Denote `$X_i$` the number of phages obtained for the `$i^{th}$` bacterium.

- One assumes that bacteria are independent:  
`$X_1 \perp X_2 \perp \dots \perp X_{n},\quad\text{with } n= 20$` 
- Measurements are discrete
`$X_1,..., X_{n}  \sim \mathcal{P}(\bullet), \text{ i.i.d}$`
- The infection level is unknown
`$X_1,..., X_{n} \sim \mathcal{P}(\lambda), \text{ i.i.d}$`

---

## Hypotheses

Hypotheses *must* be formulated such that they *concern a parameter* of the model.  
Here the model is

`$$X_1,..., X_{n} \sim \mathcal{P}(\lambda), \text{ i.i.d}$$`

Consequently the hypotheses should concern `$\lambda$`.

`$$\begin{eqnarray*}
\hspace{-0.8cm}\text{Proportion of infected bacteria } \geq \text{90\%} &\Rightarrow& P(X>0)\geq 0.9 \\
&\Rightarrow& P(X=0)\leq 0.1 \\
&\Rightarrow& e^{-\lambda}\leq 0.1 \\
&\Rightarrow& \lambda\geq -\ln(0.1)  \\
&\Rightarrow& \lambda\geq \lambda_0 (=2.3026) \\
\end{eqnarray*}$$`

Hence
`$$H_0: \{\lambda\leq \lambda_0\} \quad \text{vs} \quad H_1: \{\lambda\geq \lambda_0\}$$`

---
  
## Estimation
  
Starting point: derive the ML estimator for the quantity of interest.

`$$\begin{eqnarray*}
  Lik_\lambda(x_1,...,x_n) &=& \prod_{i=1}^n f_\lambda(x_i) \quad\text{(i.i.d. assumption)}\\
  &=& \prod_{i=1}^n \frac{\lambda^{x_i}}{x_i!}e^{-\lambda} \\
  \Rightarrow LLik_\lambda(x_1,...,x_n) &=& \log(\lambda)\sum_{i=1}^{n}x_i - \sum_{i=1}^{n}\log(x_i!) - n\lambda 
\end{eqnarray*}$$`

.blue[Derivation]
`$$\frac{\partial LLik_\lambda(x_1,...,x_n)}{\partial \lambda}=  \frac{1}{\lambda}\sum_{i=1}^n x_i -n$$`
Setting the derivative at 0, one gets: `$\widehat{\lambda} = \frac{1}{n}\sum_{i=1}^n x_i=\bar{x}$`. 
  
  
---

## Decision rule

Should be of the form
`$$\text{If } \hat{\lambda}\geq s \text{ then reject } H_0$$`
One needs to choose threshold `$s$`.

.blue[Type I error control]  
Find `$s$` such that `$P_{H_0}(\overline{X}\geq s)\leq \alpha$`  
`$\Rightarrow$` Requires the (possibly approximate) distribution of `$\overline{X}$`.

One has:
`$$\begin{eqnarray*}
n\overline{X} \sim \P(n\lambda) \quad \text{ and/or } \quad  \sqrt{n}\frac{\overline{X}-\lambda}{\lambda} \overset{approx}{\sim} \N(0,1)
\end{eqnarray*}$$`

.blue[Under `$H_0$`]:  
One has `$\lambda \in [0,\lambda_0]$`, still the `$H_0$` distribution of `$\overline{X}$` is not fully known...

---

## Worst case scenario

Which value of `$\lambda \in [0,\lambda_0]$` leads to the worst (i.e. the max) value of `$P_{H_0}(\overline{X}\geq s)$` ?

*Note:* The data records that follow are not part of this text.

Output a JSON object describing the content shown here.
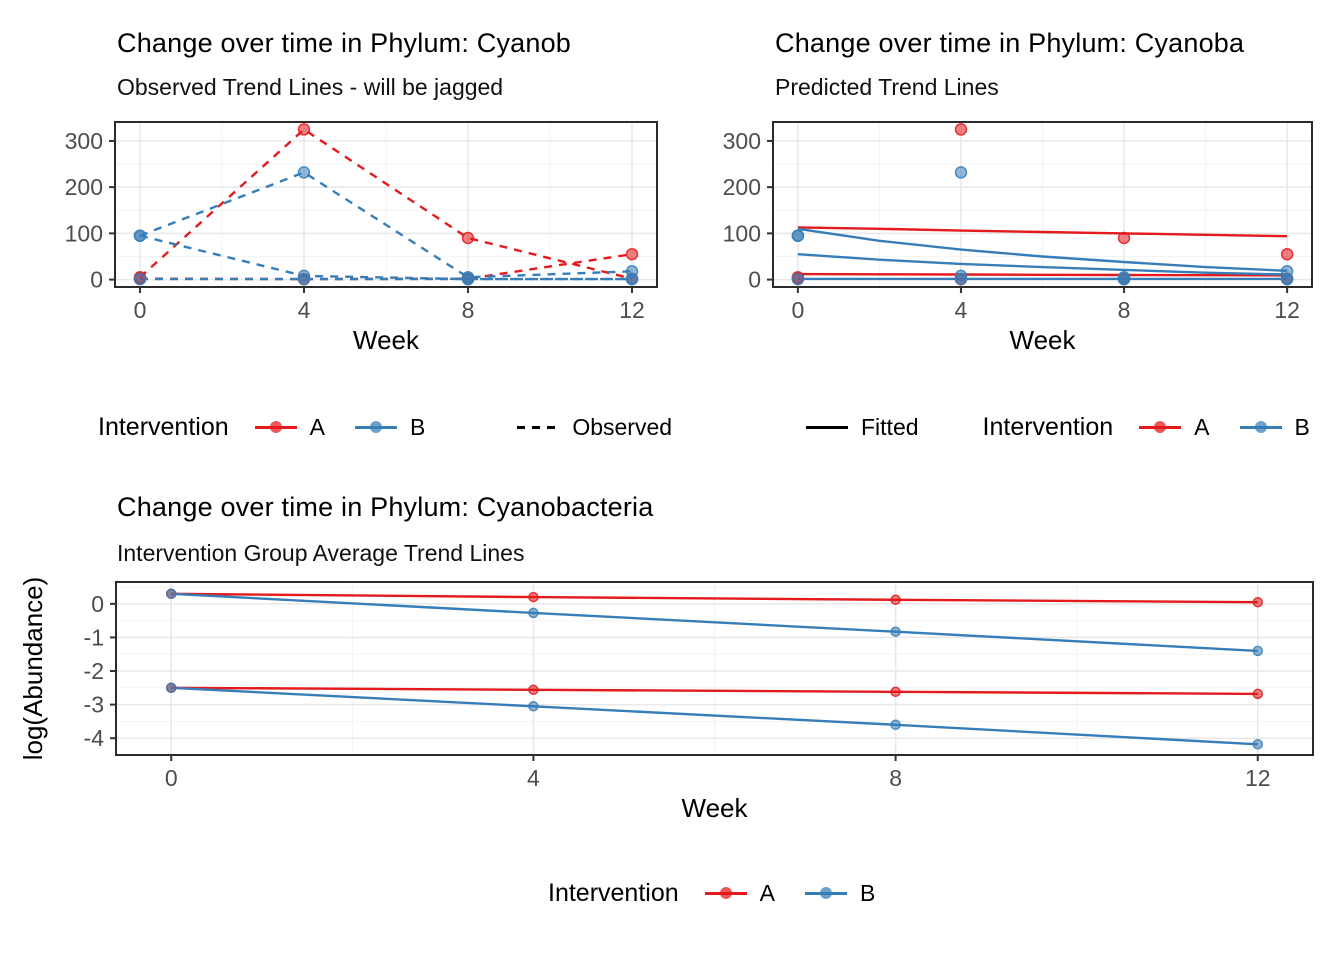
{
  "colors": {
    "a": "#E41A1C",
    "b": "#377EB8",
    "black_line": "#000000",
    "grid_major": "#E8E8E8",
    "grid_minor": "#F4F4F4",
    "panel_border": "#2B2B2B",
    "tick": "#333333",
    "axis_text": "#4D4D4D",
    "title_text": "#000000"
  },
  "chart_data": [
    {
      "type": "line",
      "title": "Change over time in Phylum: Cyanob",
      "subtitle": "Observed Trend Lines - will be jagged",
      "xlabel": "Week",
      "ylabel": "",
      "x": [
        0,
        4,
        8,
        12
      ],
      "xlim": [
        -0.61,
        12.61
      ],
      "ylim": [
        -16,
        341
      ],
      "xticks": [
        0,
        4,
        8,
        12
      ],
      "yticks": [
        0,
        100,
        200,
        300
      ],
      "xminor": [
        2,
        6,
        10
      ],
      "yminor": [
        50,
        150,
        250
      ],
      "grid": true,
      "legend_position": "bottom",
      "legend": {
        "title": "Intervention",
        "a": "A",
        "b": "B",
        "linetype": "Observed"
      },
      "series": [
        {
          "name": "A subject 1 observed",
          "group": "A",
          "color": "a",
          "style": "dashed",
          "points": true,
          "values": [
            5,
            325,
            90,
            2
          ]
        },
        {
          "name": "A subject 2 observed",
          "group": "A",
          "color": "a",
          "style": "dashed",
          "points": true,
          "values": [
            2,
            1,
            2,
            55
          ]
        },
        {
          "name": "B subject 1 observed",
          "group": "B",
          "color": "b",
          "style": "dashed",
          "points": true,
          "values": [
            95,
            232,
            5,
            18
          ]
        },
        {
          "name": "B subject 2 observed",
          "group": "B",
          "color": "b",
          "style": "dashed",
          "points": true,
          "values": [
            95,
            8,
            1,
            1
          ]
        },
        {
          "name": "B subject 3 observed",
          "group": "B",
          "color": "b",
          "style": "dashed",
          "points": true,
          "values": [
            1,
            1,
            1,
            1
          ]
        }
      ]
    },
    {
      "type": "line",
      "title": "Change over time in Phylum: Cyanoba",
      "subtitle": "Predicted Trend Lines",
      "xlabel": "Week",
      "ylabel": "",
      "x": [
        0,
        4,
        8,
        12
      ],
      "xlim": [
        -0.61,
        12.61
      ],
      "ylim": [
        -16,
        341
      ],
      "xticks": [
        0,
        4,
        8,
        12
      ],
      "yticks": [
        0,
        100,
        200,
        300
      ],
      "xminor": [
        2,
        6,
        10
      ],
      "yminor": [
        50,
        150,
        250
      ],
      "grid": true,
      "legend_position": "bottom",
      "legend": {
        "linetype": "Fitted",
        "title": "Intervention",
        "a": "A",
        "b": "B"
      },
      "series": [
        {
          "name": "A subject 1 observed",
          "group": "A",
          "color": "a",
          "style": "none",
          "points": true,
          "values": [
            5,
            325,
            90,
            2
          ]
        },
        {
          "name": "A subject 2 observed",
          "group": "A",
          "color": "a",
          "style": "none",
          "points": true,
          "values": [
            2,
            1,
            2,
            55
          ]
        },
        {
          "name": "B subject 1 observed",
          "group": "B",
          "color": "b",
          "style": "none",
          "points": true,
          "values": [
            95,
            232,
            5,
            18
          ]
        },
        {
          "name": "B subject 2 observed",
          "group": "B",
          "color": "b",
          "style": "none",
          "points": true,
          "values": [
            95,
            8,
            1,
            1
          ]
        },
        {
          "name": "B subject 3 observed",
          "group": "B",
          "color": "b",
          "style": "none",
          "points": true,
          "values": [
            1,
            1,
            1,
            1
          ]
        },
        {
          "name": "A subject 1 fitted",
          "group": "A",
          "color": "a",
          "style": "solid",
          "points": false,
          "x": [
            0,
            2,
            4,
            6,
            8,
            10,
            12
          ],
          "values": [
            113,
            110,
            106,
            103,
            100,
            97,
            94
          ]
        },
        {
          "name": "A subject 2 fitted",
          "group": "A",
          "color": "a",
          "style": "solid",
          "points": false,
          "x": [
            0,
            2,
            4,
            6,
            8,
            10,
            12
          ],
          "values": [
            12,
            11.5,
            11,
            10.5,
            10,
            9.5,
            9
          ]
        },
        {
          "name": "B subject 1 fitted",
          "group": "B",
          "color": "b",
          "style": "solid",
          "points": false,
          "x": [
            0,
            2,
            4,
            6,
            8,
            10,
            12
          ],
          "values": [
            110,
            84,
            65,
            50,
            38,
            27,
            19
          ]
        },
        {
          "name": "B subject 2 fitted",
          "group": "B",
          "color": "b",
          "style": "solid",
          "points": false,
          "x": [
            0,
            2,
            4,
            6,
            8,
            10,
            12
          ],
          "values": [
            55,
            43,
            34,
            27,
            21,
            15,
            11
          ]
        },
        {
          "name": "B subject 3 fitted",
          "group": "B",
          "color": "b",
          "style": "solid",
          "points": false,
          "x": [
            0,
            2,
            4,
            6,
            8,
            10,
            12
          ],
          "values": [
            1.5,
            1.5,
            1.5,
            1.5,
            1.5,
            1.5,
            1.5
          ]
        }
      ]
    },
    {
      "type": "line",
      "title": "Change over time in Phylum: Cyanobacteria",
      "subtitle": "Intervention Group Average Trend Lines",
      "xlabel": "Week",
      "ylabel": "log(Abundance)",
      "x": [
        0,
        4,
        8,
        12
      ],
      "xlim": [
        -0.61,
        12.61
      ],
      "ylim": [
        -4.5,
        0.65
      ],
      "xticks": [
        0,
        4,
        8,
        12
      ],
      "yticks": [
        0,
        -1,
        -2,
        -3,
        -4
      ],
      "xminor": [
        2,
        6,
        10
      ],
      "yminor": [
        0.5,
        -0.5,
        -1.5,
        -2.5,
        -3.5
      ],
      "grid": true,
      "legend_position": "bottom",
      "legend": {
        "title": "Intervention",
        "a": "A",
        "b": "B"
      },
      "series": [
        {
          "name": "A group average upper",
          "group": "A",
          "color": "a",
          "style": "solid",
          "points": true,
          "values": [
            0.3,
            0.2,
            0.12,
            0.05
          ]
        },
        {
          "name": "B group average upper",
          "group": "B",
          "color": "b",
          "style": "solid",
          "points": true,
          "values": [
            0.3,
            -0.27,
            -0.83,
            -1.4
          ]
        },
        {
          "name": "A group average lower",
          "group": "A",
          "color": "a",
          "style": "solid",
          "points": true,
          "values": [
            -2.5,
            -2.56,
            -2.62,
            -2.68
          ]
        },
        {
          "name": "B group average lower",
          "group": "B",
          "color": "b",
          "style": "solid",
          "points": true,
          "values": [
            -2.5,
            -3.05,
            -3.6,
            -4.18
          ]
        }
      ]
    }
  ]
}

![](06_Tests_files/figure-html/unnamed-chunk-3-1.png)

Worst value: `$\lambda =\lambda_0$` !

---

## Back to the decision rule

Considering the worst case scenario,
one looks for `$s$` such that
`$$P_{\lambda_0}\left( \overline{X}\geq s \right)\leq \alpha \Rightarrow P_{\lambda_0} \left( n\overline{X}\geq ns \right)\leq \alpha$$`
Choose `$ns = q_{n\lambda_0,1-\alpha} \Rightarrow s = \frac{q_{n\lambda_0,1-\alpha}}{n}$`,

.blue[Application]
- `$\widehat{\lambda}=$`   2.3
- `$n=$` 20
- `$\alpha= 0.05$`
- `$q_{n\lambda_0,1-\alpha}=$` 57 `$\Rightarrow s=$` 2.85
--

.blue[Conclusion ?]

One does not reject the hypothesis that the proportion of infected bacteria is lower than 90\%

---

## Power of a test procedure

Recall that the test procedure is design such that:

- T1E is controlled at a given level,
- T2E is minimum given T1E is controlled.

T2E is minimum `$\Rightarrow$` `$P_{H_1}( \text{accept } H_0)$` is minimum `$\Rightarrow$` `$P_{H_1}(\text{reject} H_0)$` is maximum.

`$P_{H_1}(\text{reject } H_0)$` is the ability to reject `$H_0$` when it false.
This key quantity is called the __power__ of the test procedure.